Le 14 août dernier, la municipalité a signifié son refus de voir le magasin Super U s’installer sur la zone d’activité de Montauban comme il était prévu de longue date. Il s’agit là d’une décision qui peut être lourde de conséquences pour notre commune. Il est regrettable que la commission municipale des finances et des activités économiques dont je fais partie n’ait été ni consultée ni même informée en temps utile de cette prise de position.
Certes le dossier est complexe et les arguments avancés par la municipalité pour justifier son refus sont à prendre en considération. Toutefois, quelques aspects du problème auraient mérité d’être pris en compte avant de trancher aussi brutalement.
Il est compréhensible que les gérants du super U souhaitent moderniser et agrandir leur magasin. Celui-ci est trop petit et installé sur deux niveaux ce qui n’est pas très pratique pour les clients en particulier pour les personnes handicapées.Il est indispensable de conserver à Carnac un magasin de bricolage. L’enseigne actuelle doit élargir son offre notamment en matière de jardinage et de matériaux ce qui suppose un espace extérieur important. Le projet des deux enseignes prévoit la création de 38 emplois à l’année et de 72 emplois en saison. Ces propositions sont les bienvenues par ces temps de chômage massif.

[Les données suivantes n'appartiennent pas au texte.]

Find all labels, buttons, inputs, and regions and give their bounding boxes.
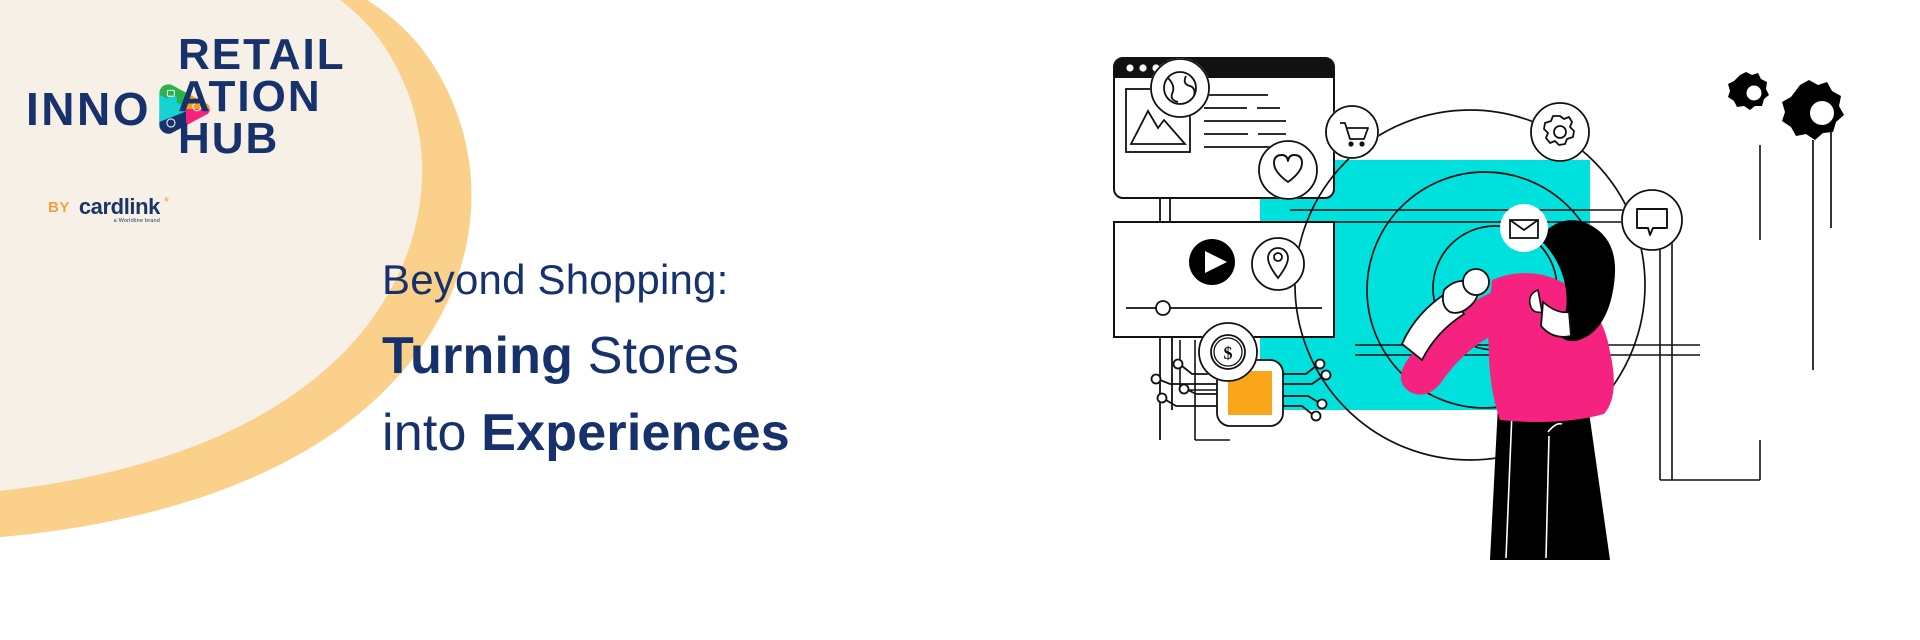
- headline-line-2: Turning Stores: [382, 322, 790, 391]
- byline-by-label: BY: [48, 199, 70, 216]
- byline-cardlink: BY cardlink * a Worldline brand: [48, 196, 160, 219]
- play-button-icon[interactable]: [1189, 239, 1235, 285]
- browser-window-card: [1114, 58, 1334, 222]
- headline-line-1: Beyond Shopping:: [382, 252, 790, 308]
- person-fingertip: [1463, 269, 1489, 295]
- shopping-cart-icon[interactable]: [1325, 105, 1379, 159]
- small-gear-icon: [1728, 72, 1769, 110]
- banner-root: INNO: [0, 0, 1920, 640]
- browser-dot: [1139, 64, 1146, 71]
- brand-stacked-words: RETAIL ATION HUB: [178, 34, 346, 161]
- browser-stand: [1160, 198, 1170, 222]
- chat-bubble-icon[interactable]: [1621, 189, 1683, 251]
- retail-technology-illustration: $: [1100, 40, 1900, 600]
- byline-company-wrap: cardlink * a Worldline brand: [79, 196, 160, 219]
- dollar-coin-icon[interactable]: $: [1198, 322, 1258, 382]
- svg-text:$: $: [1224, 343, 1233, 363]
- gears-group: [1728, 72, 1844, 370]
- brand-word-hub: HUB: [178, 118, 346, 160]
- envelope-icon[interactable]: [1500, 204, 1548, 252]
- brand-lockup: INNO: [26, 18, 336, 218]
- globe-icon[interactable]: [1150, 58, 1210, 118]
- headline-block: Beyond Shopping: Turning Stores into Exp…: [382, 252, 790, 468]
- person-skirt: [1490, 398, 1610, 560]
- headline-line-3-bold: Experiences: [481, 404, 790, 462]
- gear-stems: [1813, 132, 1831, 370]
- gear-badge-icon[interactable]: [1530, 102, 1590, 162]
- byline-star-icon: *: [164, 194, 169, 209]
- headline-line-3: into Experiences: [382, 399, 790, 468]
- byline-company-name: cardlink: [79, 194, 160, 219]
- headline-line-2-bold: Turning: [382, 327, 573, 385]
- byline-tagline: a Worldline brand: [114, 218, 160, 224]
- location-pin-icon[interactable]: [1251, 237, 1305, 291]
- video-stand: [1160, 337, 1172, 440]
- brand-word-ation: ATION: [178, 76, 346, 118]
- brand-word-retail: RETAIL: [178, 34, 346, 76]
- progress-slider-handle: [1156, 301, 1170, 315]
- browser-dot: [1126, 64, 1133, 71]
- heart-icon[interactable]: [1258, 140, 1318, 200]
- large-gear-icon: [1782, 80, 1844, 140]
- brand-word-inno: INNO: [26, 86, 151, 132]
- headline-line-2-rest: Stores: [573, 327, 739, 385]
- headline-line-3-rest: into: [382, 404, 481, 462]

divers_018__500x281_.jpg La municipalité doit prendre en compte ces éléments et ne pas se contenter d’un refus sans appel. Il y a sans doute des solutions alternatives à trouver et à mettre en œuvre. Pourquoi Monsieur Bricolage ne pourrait-il pas s’installer dans la zone d’activité de Montauban ? La surface commerciale envisagée ne dépasse pas les 4 000 m² réglementaires. Des enseignes du même type existent dans des zones d’activités de taille comparable (Point P à Toul Garros par exemple). Le cas de Super U est un peu plus complexe. Pour des raisons financières, le déménagement du magasin suppose que le terrain sur lequel il est bâti soit vendu. Un promoteur immobilier s’est déclaré intéressé à condition d’acquérir également le terrain contigu qui appartient à la commune (voir un précédent billet). L’affaire aurait pu être conclue car la municipalité de Jacques Bruneau était favorable à cette solution. Mais il se trouve que ces terrains sont situés dans une zone classée inondable dans le PPRL. En conséquence, il y a très peu de chance qu’un ensemble de logements puisse être construit à cet endroit. Par contre, l’extension d’une surface commerciale serait peut être acceptée.
Il est hautement souhaitable que la commission municipale des activités économiques soit saisie de cette affaire. Il faut que toutes les propositions soient examinées afin de trouver une solution conforme à l’intérêt des exploitants et des consommateurs.